The difference between chromium and chrome? (Skip this next part if you don’t care.) Google’s answer:

“Chrome and Chromium are built on the same framework. Chromium is open-source, while Google Chrome is a proprietary software.”

I might have known the Chrome operating system would complicate things. I’ve got Chrome. But Chromium surprised me. It’s like Googling “adobe,” meaning sun-dried mud. You get only software information, even when you stick to lower-case. Try it. But only if you’re bored.

        It took doggedness; here’s the chrome-chromium answer:

“Chromium is element number 24 on the periodic table. Chrome is the name given to chromium when it is electroplated over another metal.”

        Back to cars. 

Mid-century models weren’t flimsy. The word “ding” hadn’t been invented, except for cash registers. Cars didn’t get dings. They got dents. It took more than a slow-moving errant shopping cart.
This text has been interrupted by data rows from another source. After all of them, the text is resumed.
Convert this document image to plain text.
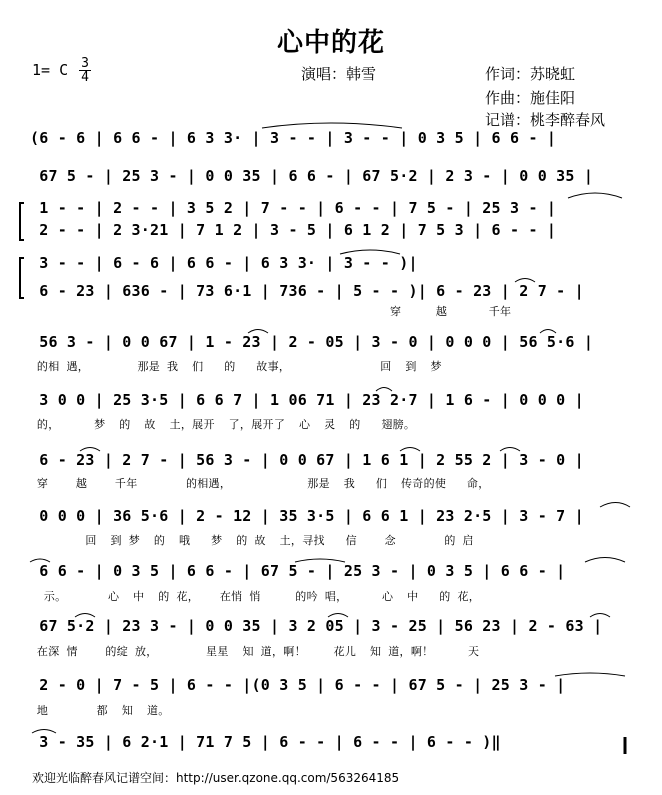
心中的花
1= C 3
4	演唱：韩雪	作词：苏晓虹
作曲：施佳阳
记谱：桃李醉春风
(6 - 6 | 6 6 - | 6 3 3· | 3 - - | 3 - - | 0 3 5 | 6 6 - |
67 5 - | 25 3 - | 0 0 35 | 6 6 - | 67 5·2 | 2 3 - | 0 0 35 |
1 - - | 2 - - | 3 5 2 | 7 - - | 6 - - | 7 5 - | 25 3 - |
2 - - | 2 3·21 | 7 1 2 | 3 - 5 | 6 1 2 | 7 5 3 | 6 - - |
3 - - | 6 - 6 | 6 6 - | 6 3 3· | 3 - - )|
6 - 23 | 636 - | 73 6·1 | 736 - | 5 - - )| 6 - 23 | 2 7 - |
56 3 - | 0 0 67 | 1 - 23 | 2 - 05 | 3 - 0 | 0 0 0 | 56 5·6 |
3 0 0 | 25 3·5 | 6 6 7 | 1 06 71 | 23 2·7 | 1 6 - | 0 0 0 |
6 - 23 | 2 7 - | 56 3 - | 0 0 67 | 1 6 1 | 2 55 2 | 3 - 0 |
0 0 0 | 36 5·6 | 2 - 12 | 35 3·5 | 6 6 1 | 23 2·5 | 3 - 7 |
6 6 - | 0 3 5 | 6 6 - | 67 5 - | 25 3 - | 0 3 5 | 6 6 - |
67 5·2 | 23 3 - | 0 0 35 | 3 2 05 | 3 - 25 | 56 23 | 2 - 63 |
2 - 0 | 7 - 5 | 6 - - |(0 3 5 | 6 - - | 67 5 - | 25 3 - |
3 - 35 | 6 2·1 | 71 7 5 | 6 - - | 6 - - | 6 - - )‖
穿     越      千年
的相 遇，       那是 我  们   的   故事，             回  到  梦
的，     梦  的  故  土，展开  了，展开了  心  灵  的   翅膀。
穿    越    千年       的相遇，           那是  我   们  传奇的使   命，
回  到 梦  的  哦   梦  的 故  土，寻找   信    念       的 启
示。      心  中  的 花，   在悄 悄     的吟 唱，     心  中   的 花，
在深 情    的绽 放，       星星  知 道，啊！    花儿  知 道，啊！     天
地       都  知  道。
欢迎光临醉春风记谱空间：http://user.qzone.qq.com/563264185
Headlights gleamed. The glass didn’t crystallize and turn ugly and cloudy like today’s plastic lenses, which I hesitate to dignify with the term “lenses” inasmuch as “lens” by definition implies transparency.

Yes, a road rock could knock out one of those glass headlights. Then you simply bought a replacement – round or rectangular. Those were the choices. Simple, wonderful headlights. They didn’t even cost all that much.

If your lights grew dim, you blamed the battery or generator or alternator. Now it’s cloudy lenses. Would that the safety experts preoccupied with gas can spouts would shift their attention to headlights. That might at least spare us more spout “improvements.”      

Yes, I dearly miss those old beaming headlights. The Texas sun has a way of giving today’s cars the automotive version of cataracts. It’s easier to fix human eyes.

But surprise -- I just bought a ten-year-old car with pristine lenses. The previous owner had kept it in her garage. The lights cut through darkness! I’m in headlight heaven! Really.

Lacking garage space for the car, I’ve devised a way to maintain the lenses – quilted fabric headlight covers. Sewn-in concealed magnets and lead weights keep them in place.

Ragged bottom edges add ugliness – hopefully enough to discourage thieving nocturnal street-roamers. The covers are baby blue. I’m thinking miscreants like black.

If they get stolen, I’ll be flattered. I’ll make more. I’ll start a business. I’ll get a patent. I’ll get on morning TV.

        Meanwhile, a suggestion for carmakers:

Watch some “Perry Mason.” You might get some good ideas – like headlights that open and close like eyes. Seriously.

Hanaba Munn Welch, a correspondent for the Times Record News who divides her time between Abilene and a farm north of Vernon, appears on Mondays.  Her columns, as a tribute to the Childress Engine 501, always contain, amazingly, 501 words.